Russia joined the conflict a month and a half ago with air strikes in Syria, but has been targeting mainly areas controlled by the moderate Syrian opposition fighting Assad, its ally, rather than Islamic State, its critics say.
Turkey and Western allies, by contrast, want Assad out.
U.N. Secretary-General Ban Ki-moon said he welcomed the renewed sense of urgency to find a solution to the war in Syria after the Paris attacks, adding the world had a “rare moment” of diplomatic opportunity to end the violence.
Obama and Russian President Vladimir Putin have no formal bilateral meeting planned. As the leaders moved into place for a group photo on Sunday, Putin approached Obama and they shook hands, exchanging words for only a few brief moments.
Obama is also seeking to coax other European and Middle Eastern countries into more tangible steps to show their military commitment and will hold a bilateral meeting with Saudi Arabia’s King Salman, U.S. officials said.
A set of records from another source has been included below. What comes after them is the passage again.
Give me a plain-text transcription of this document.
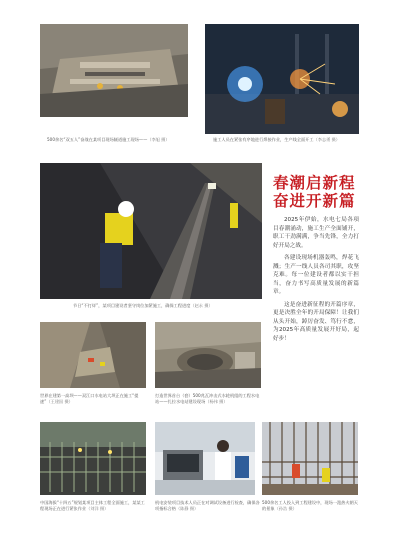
500余名“双五人”奋战在某项目现场隧道施工现场——（李旭 摄）	施工人员在紧张有序地进行焊接作业，生产线全面开工（李志勇 摄）
节日“不打烊”，某项目建设者坚守岗位加紧施工，确保工程进度（赵永 摄）
春潮启新程
奋进开新篇

2025年伊始，水电七局各项目春潮涌动，施工生产全面铺开，职工干劲满满，争当先锋，全力打好开局之战。

各建设现场机器轰鸣，焊花飞溅；生产一线人员各司其职，攻坚克难。每一位建设者都以实干担当，奋力书写高质量发展的新篇章。

这是奋进新征程的开篇序章，更是决胜全年的开局保障！让我们从头开始，踔厉奋发、笃行不怠，为2025年高质量发展开好局，起好步！

世界在建第一高坝——双江口水电站大坝正在施工“提速”（王建国 摄）
打造世界首台（套）500兆瓦冲击式水轮机组的工程水电站——扎拉水电站建设现场（杨伟 摄）
中国海拔“十四五”规划某项目主体工程全面施工，某某工程现场正在进行紧张作业（刘洋 摄）
机电安装项目技术人员正在对调试设备进行检查，确保各项指标合格（陈静 摄）
500余名工人投入到工程建设中，现场一派热火朝天的景象（孙浩 摄）
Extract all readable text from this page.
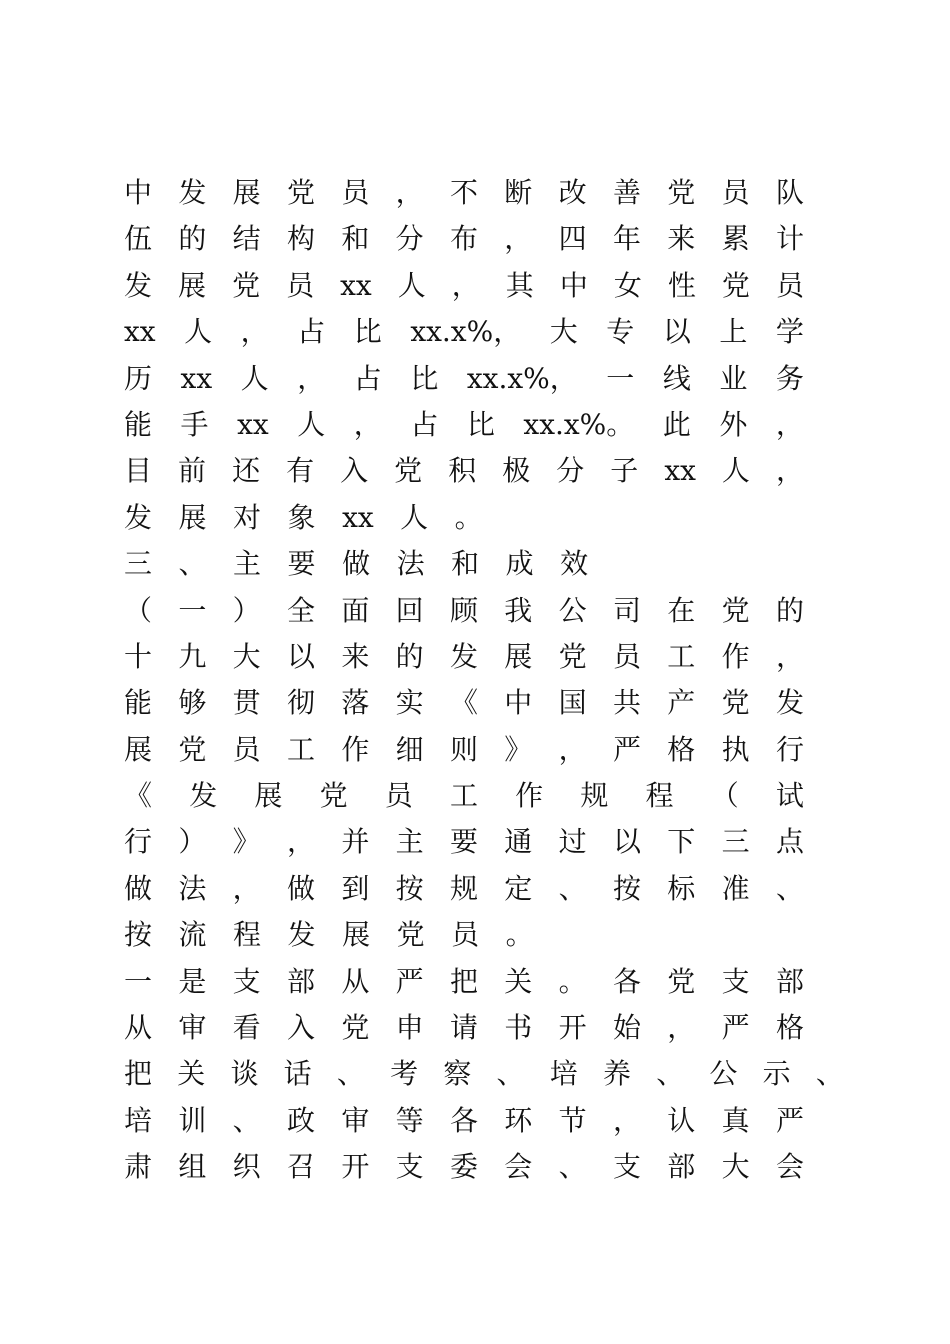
中 发 展 党 员 ， 不 断 改 善 党 员 队
伍 的 结 构 和 分 布 ， 四 年 来 累 计
发 展 党 员 xx 人 ， 其 中 女 性 党 员
xx 人 ， 占 比 xx.x%， 大 专 以 上 学
历 xx 人 ， 占 比 xx.x%， 一 线 业 务
能 手 xx 人 ， 占 比 xx.x%。 此 外 ，
目 前 还 有 入 党 积 极 分 子 xx 人 ，
发 展 对 象 xx 人 。
三 、 主 要 做 法 和 成 效
（ 一 ） 全 面 回 顾 我 公 司 在 党 的
十 九 大 以 来 的 发 展 党 员 工 作 ，
能 够 贯 彻 落 实 《 中 国 共 产 党 发
展 党 员 工 作 细 则 》 ， 严 格 执 行
《 发 展 党 员 工 作 规 程 （ 试
行 ） 》 ， 并 主 要 通 过 以 下 三 点
做 法 ， 做 到 按 规 定 、 按 标 准 、
按 流 程 发 展 党 员 。
一 是 支 部 从 严 把 关 。 各 党 支 部
从 审 看 入 党 申 请 书 开 始 ， 严 格
把 关 谈 话 、 考 察 、 培 养 、 公 示 、
培 训 、 政 审 等 各 环 节 ， 认 真 严
肃 组 织 召 开 支 委 会 、 支 部 大 会
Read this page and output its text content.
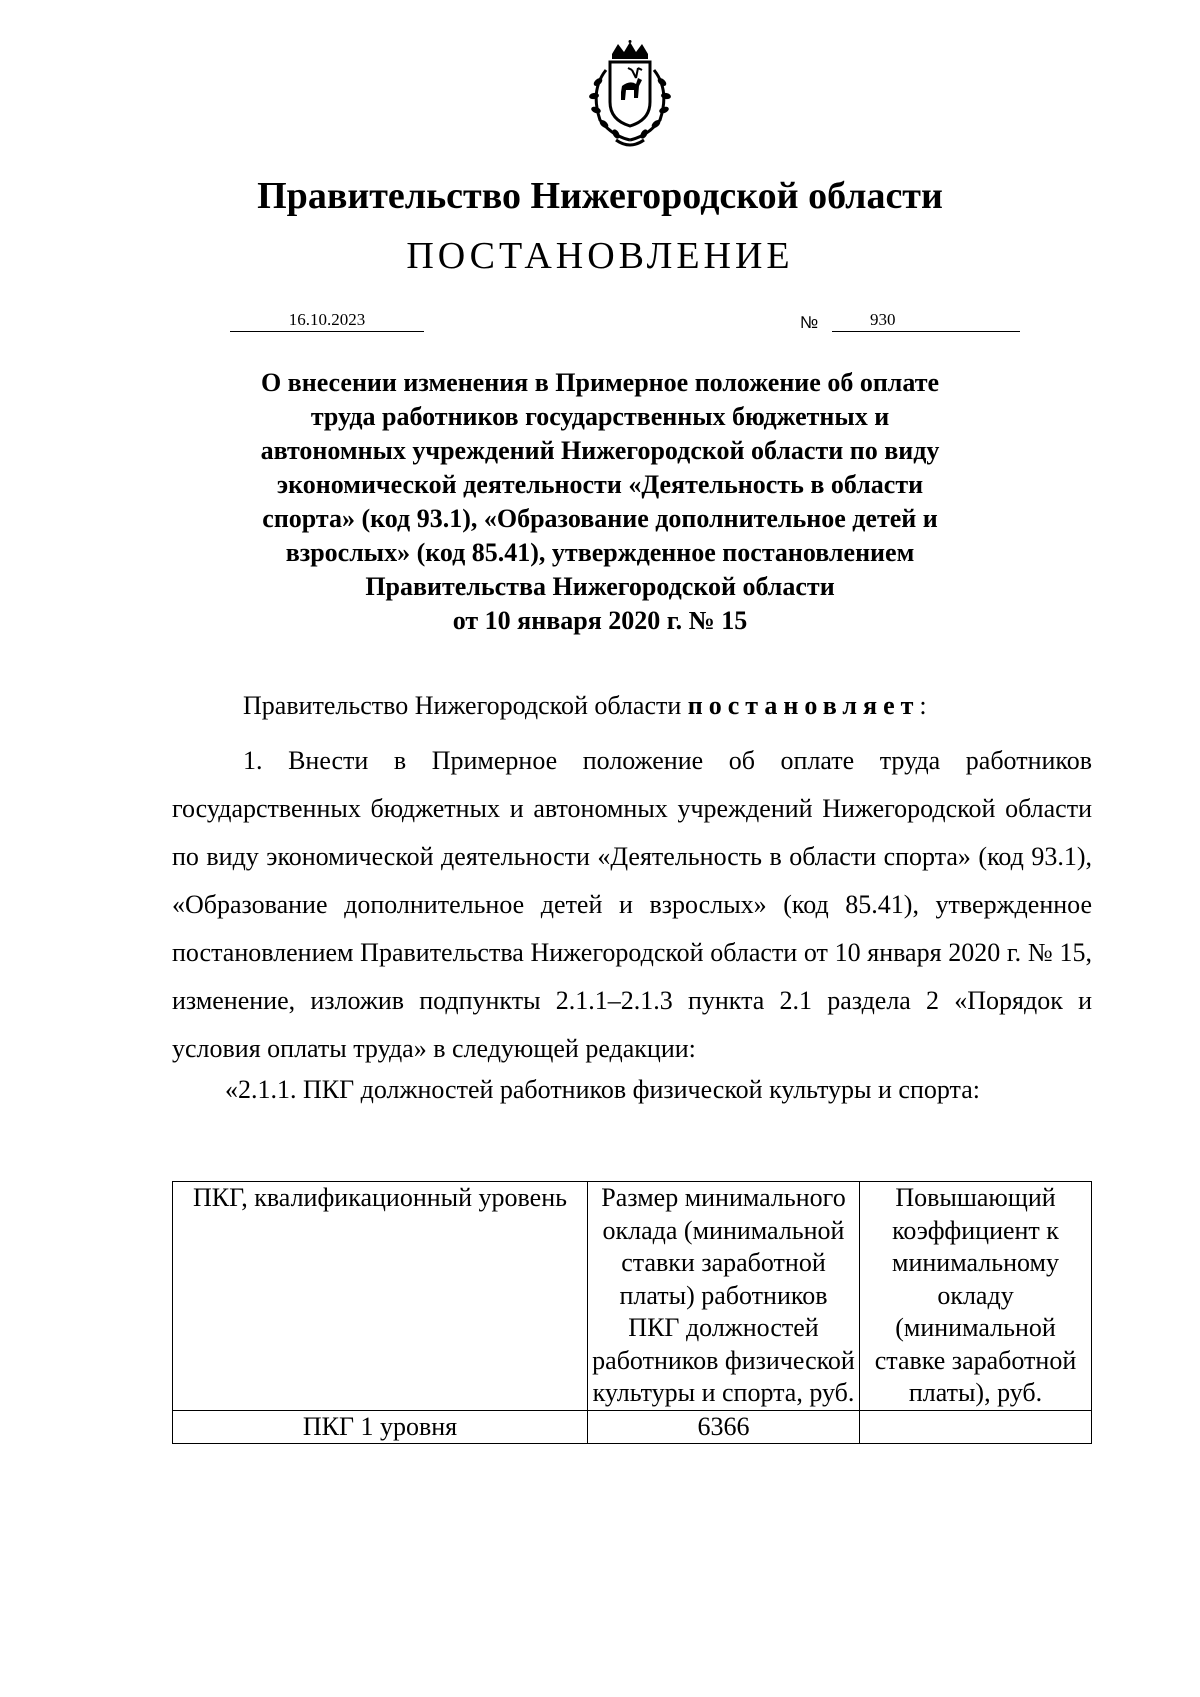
Правительство Нижегородской области
ПОСТАНОВЛЕНИЕ
16.10.2023	№	930
О внесении изменения в Примерное положение об оплате
труда работников государственных бюджетных и
автономных учреждений Нижегородской области по виду
экономической деятельности «Деятельность в области
спорта» (код 93.1), «Образование дополнительное детей и
взрослых» (код 85.41), утвержденное постановлением
Правительства Нижегородской области
от 10 января 2020 г. № 15

Правительство Нижегородской области постановляет:

1. Внести в Примерное положение об оплате труда работников государственных бюджетных и автономных учреждений Нижегородской области по виду экономической деятельности «Деятельность в области спорта» (код 93.1), «Образование дополнительное детей и взрослых» (код 85.41), утвержденное постановлением Правительства Нижегородской области от 10 января 2020 г. № 15, изменение, изложив подпункты 2.1.1–2.1.3 пункта 2.1 раздела 2 «Порядок и условия оплаты труда» в следующей редакции:

«2.1.1. ПКГ должностей работников физической культуры и спорта:

ПКГ, квалификационный уровень	Размер минимального оклада (минимальной ставки заработной платы) работников ПКГ должностей работников физической культуры и спорта, руб.	Повышающий коэффициент к минимальному окладу (минимальной ставке заработной платы), руб.
ПКГ 1 уровня	6366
In a call late last month, the two leaders affirmed the need to cooperate in fighting Islamic State.
Obama said he had also discussed in his meeting with Erdogan the progress made by foreign ministers in Vienna, who on Saturday outlined a plan for a political process in Syria leading to elections within two years, although differences over Assad’s fate still remained.
The coordinated attacks by gunmen and suicide bombers in Paris on Friday puts Obama and other leaders of the world’s major economies under increased pressure to find common cause.
It remains to be seen, however, whether Washington itself has an appetite for much deeper involvement after already stepping up air strikes and committing small numbers of special operations troops to northern Syria to advise opposition forces in the fight against Islamic State.
The Paris carnage, in which 129 people were killed in attacks on a concert hall, restaurants, bars and a sports stadium, also poses a major challenge for Europe, with populist leaders rushing to demand an end to an influx of refugees and migrants from the Middle East and Africa.
In a diplomatic coup for Europe and for Turkey, the G20 leaders will agree that migration is a global problem that must be addressed in a coordinated way, according to a draft communique seen by Reuters, although it has yet to be accepted by all and is due to be published only on Monday.
Europe and Turkey, the most heavily hit by the crisis, had been pushing for the G20 to recognise the issue as a global problem and help to deal with it financially, despite opposition from China, India and Russia. A million migrants from the Middle East and Africa are expected to come to Europe this year alone.
According to a separate statement due to be released later on Sunday, a draft of which was also seen by Reuters, they also agreed to step up border controls and aviation security in the wake of the Paris attacks, which they condemned as “heinous”.
The summit follows not only the Paris attacks but also comes two weeks after a suspected bomb attack on a Russian airliner killed 224 people in the Sinai Peninsula.
It also comes just over a month after two suspected Islamic State suicide bombers blew themselves up in Ankara, killing more than 100 people in Turkey’s worst such attack.